You may also be interested in freezing dairy products. When it comes to dairy, there are only a few products that do not freeze well due to separation: sour cream, cream cheese, and cottage cheese. Cheese can be frozen, however, it is possible for frozen cheese to become crumbly and mealy. When it comes to freezing cream, it is recommended to only freeze heavy cream; heat to 170 degrees to 180 degrees for fifteen minutes and cool quickly. If storing longer than two months, add 1/3 cup of sugar per quart. Always freeze in a freezer container and leave ½ inch of headspace for expansion. Butter made from pasteurized cream, pasteurized milk, and buttermilk can all be frozen. Those bought from a store will fit this bill due to safety regulations. Some separation will take place when freezing milks, but give it a stir before consuming and you’ll be good to go. If you freeze milks in their original plastic container, you’ll run the risk of split sides due to expansion or popping a top.

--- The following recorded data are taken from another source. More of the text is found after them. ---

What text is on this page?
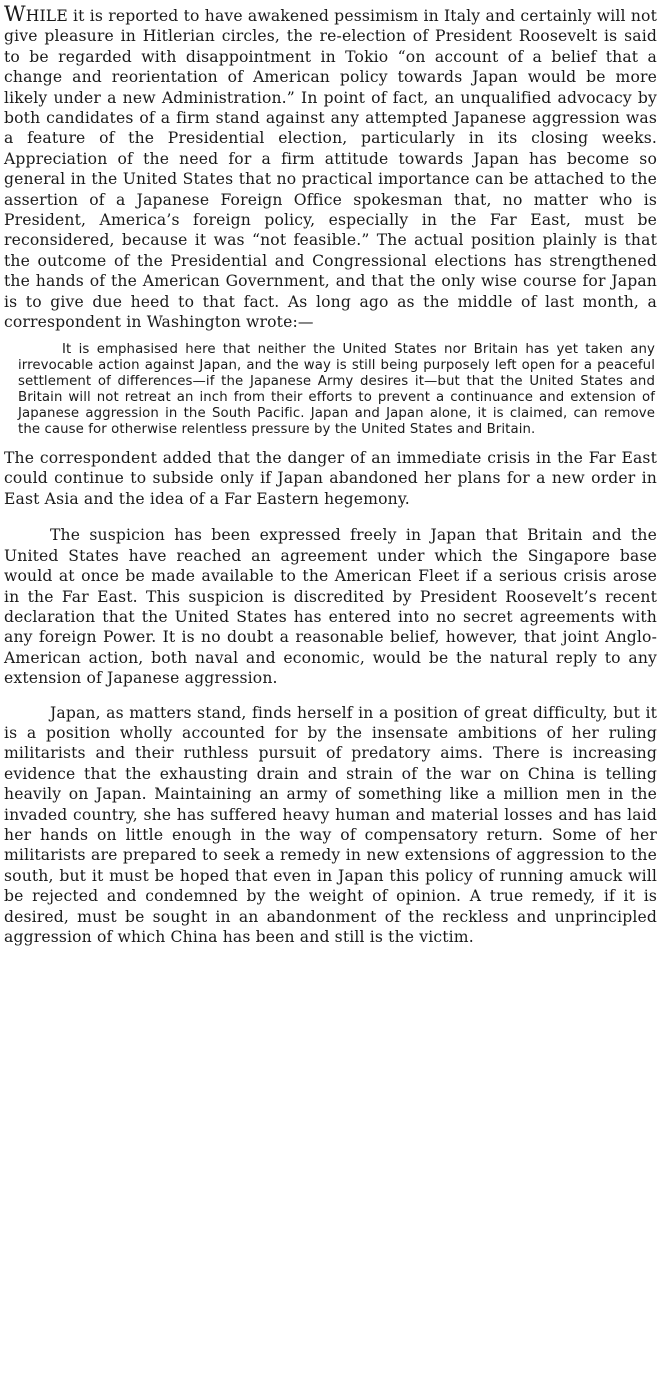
WHILE it is reported to have awakened pessimism in Italy and certainly will not give pleasure in Hitlerian circles, the re-election of President Roosevelt is said to be regarded with disappointment in Tokio “on account of a belief that a change and reorientation of American policy towards Japan would be more likely under a new Administration.” In point of fact, an unqualified advocacy by both candidates of a firm stand against any attempted Japanese aggression was a feature of the Presidential election, particularly in its closing weeks. Appreciation of the need for a firm attitude towards Japan has become so general in the United States that no practical importance can be attached to the assertion of a Japanese Foreign Office spokesman that, no matter who is President, America’s foreign policy, especially in the Far East, must be reconsidered, because it was “not feasible.” The actual position plainly is that the outcome of the Presidential and Congressional elections has strengthened the hands of the American Government, and that the only wise course for Japan is to give due heed to that fact. As long ago as the middle of last month, a correspondent in Washington wrote:—

It is emphasised here that neither the United States nor Britain has yet taken any irrevocable action against Japan, and the way is still being purposely left open for a peaceful settlement of differences—if the Japanese Army desires it—but that the United States and Britain will not retreat an inch from their efforts to prevent a continuance and extension of Japanese aggression in the South Pacific. Japan and Japan alone, it is claimed, can remove the cause for otherwise relentless pressure by the United States and Britain.

The correspondent added that the danger of an immediate crisis in the Far East could continue to subside only if Japan abandoned her plans for a new order in East Asia and the idea of a Far Eastern hegemony.

The suspicion has been expressed freely in Japan that Britain and the United States have reached an agreement under which the Singapore base would at once be made available to the American Fleet if a serious crisis arose in the Far East. This suspicion is discredited by President Roosevelt’s recent declaration that the United States has entered into no secret agreements with any foreign Power. It is no doubt a reasonable belief, however, that joint Anglo-American action, both naval and economic, would be the natural reply to any extension of Japanese aggression.

Japan, as matters stand, finds herself in a position of great difficulty, but it is a position wholly accounted for by the insensate ambitions of her ruling militarists and their ruthless pursuit of predatory aims. There is increasing evidence that the exhausting drain and strain of the war on China is telling heavily on Japan. Maintaining an army of something like a million men in the invaded country, she has suffered heavy human and material losses and has laid her hands on little enough in the way of compensatory return. Some of her militarists are prepared to seek a remedy in new extensions of aggression to the south, but it must be hoped that even in Japan this policy of running amuck will be rejected and condemned by the weight of opinion. A true remedy, if it is desired, must be sought in an abandonment of the reckless and unprincipled aggression of which China has been and still is the victim.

The best practice is to repackage into freezer jars or containers, leaving ½ inch of headspace.
Finally, ice cream should not be stored for longer than one month in its original container. The original container is not moisture-vapor resistant. After one month in storage, it loses volume and the surface becomes waxy and sticky while there may also be a change in flavor. You can always repackage or simply wrap the package with freezer wrap. Unfortunately, homemade ice cream does not freeze well. Although you may have done it before, it is difficult to freeze and maintain texture because it becomes grainy. Of course, these are only quality issues, but commercial ice creams usually have added milk solids or gelatin to prevent this issue.
Again, these are all quality concerns you may run into when freezing. Freezing ensures safety until the foods are thawed. Always thaw foods in the refrigerator to reduce the time at room temperature and greatly reduce the risk of foodborne illness from improper thawing. Meats can be thawed in the refrigerator, as part of the cooking process, under cold running water, or by using the microwave’s defrost function; however, foods thawed under defrost settings must be cooked immediately. Always ensure meats are cooked to the correct internal temperature to reduce the risk of foodborne illness. Fish and whole cuts of meats should be cooked to 145 degrees, ground beef and ground pork should be cooked to 160 degrees, and all poultry should be cooked to 165 degrees. Always chill left overs as quickly as possible. Remember, foods should never be left at room temperature longer than two hours.